Quick description: I'm dealing with a scenario where we have over 10 billion records, requiring storage at the petabyte level. Following the Elasticsearch official best practices, which recommend keeping each shard between 20-50GB (let's assume 40GB for calculation), we might end up needing around 10,000 shards. I'm concerned that having so many shards could lead to issues.

We are using the routing parameter, meaning each request is directed to a specific shard for querying, which in theory should not be affected by the number of shards. Thus, I'm considering two approaches:

  1. Splitting the index into multiple ones, for example, creating 100 indexes with 100 shards each. This approach might increase implementation and maintenance costs due to the high number of indexes.
  2. Keeping a single index with 10,000 shards, which seems simpler to implement. However, I'm unsure about the potential impacts of having such a high number of shards.
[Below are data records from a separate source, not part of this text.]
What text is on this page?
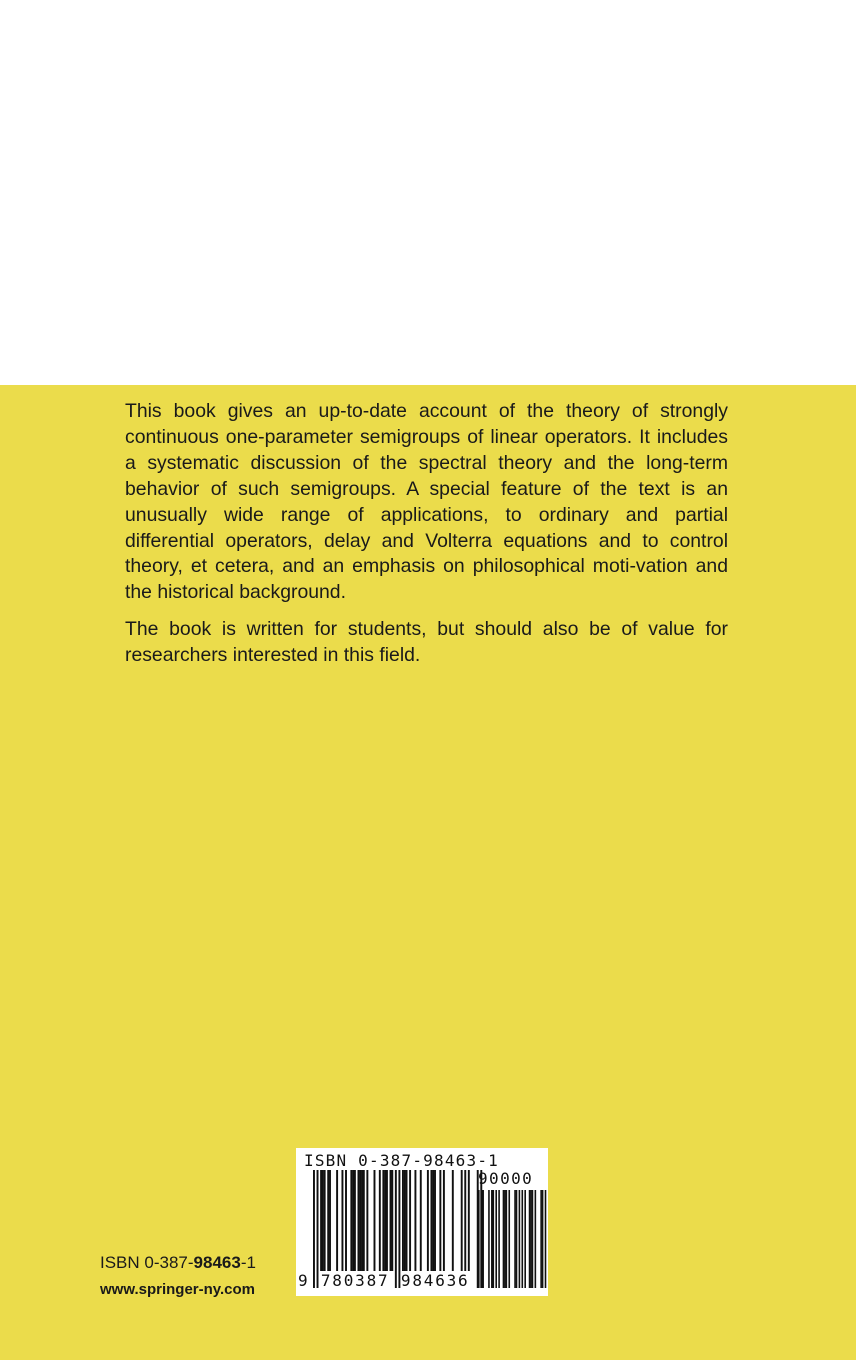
This book gives an up-to-date account of the theory of strongly continuous one-parameter semigroups of linear operators. It includes a systematic discussion of the spectral theory and the long-term behavior of such semigroups. A special feature of the text is an unusually wide range of applications, to ordinary and partial differential operators, delay and Volterra equations and to control theory, et cetera, and an emphasis on philosophical moti-vation and the historical background.

The book is written for students, but should also be of value for researchers interested in this field.

ISBN 0-387-98463-1
www.springer-ny.com
ISBN 0-387-98463-1
90000
9 780387 984636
Which strategy do you think is more reasonable? I would appreciate any advice or suggestions. Thank you.

note: elasticsearch version 8.2.3

Reference: Size your shards

If you are looking at petabyte scale data it may make sense to split it into a number of large clusters instead of a single very large cluster. There is no defined max cluster size as far as I know, but you are likely to at some point start hitting scalability issues if you intend to scale out a single cluster infinitely. I do not know at what point this will occur as it depends on the version of Elasticsearch you are using as well as the specifics of the use case. As you are indexing, updating and querying by routing you should be able to rout to specific clusters as well in your application logic. I would therefore recommend splitting the data into multiple indices to support this. If you want to query all data you can still do so if you set up cross cluster search.

Even if you do not want to go down the path of multiple clusters as this point I would recommend having multiple indices so you do not need complex reindexing if you in the future need to split into multiple clusters.

1 Like

Not to totally contradict what Christian says, (there certainly are limits to how large a single cluster can be) but 10k shards is not a particularly worrying number in modern Elasticsearch.

IIRC there's a limit of something like 1000 or 1024 shards per index. Tho I'm not aware of anything bad that happens at that level, but it might give you more flexibility to have more indices, e.g. so you can add replicas to some hot subset of your data.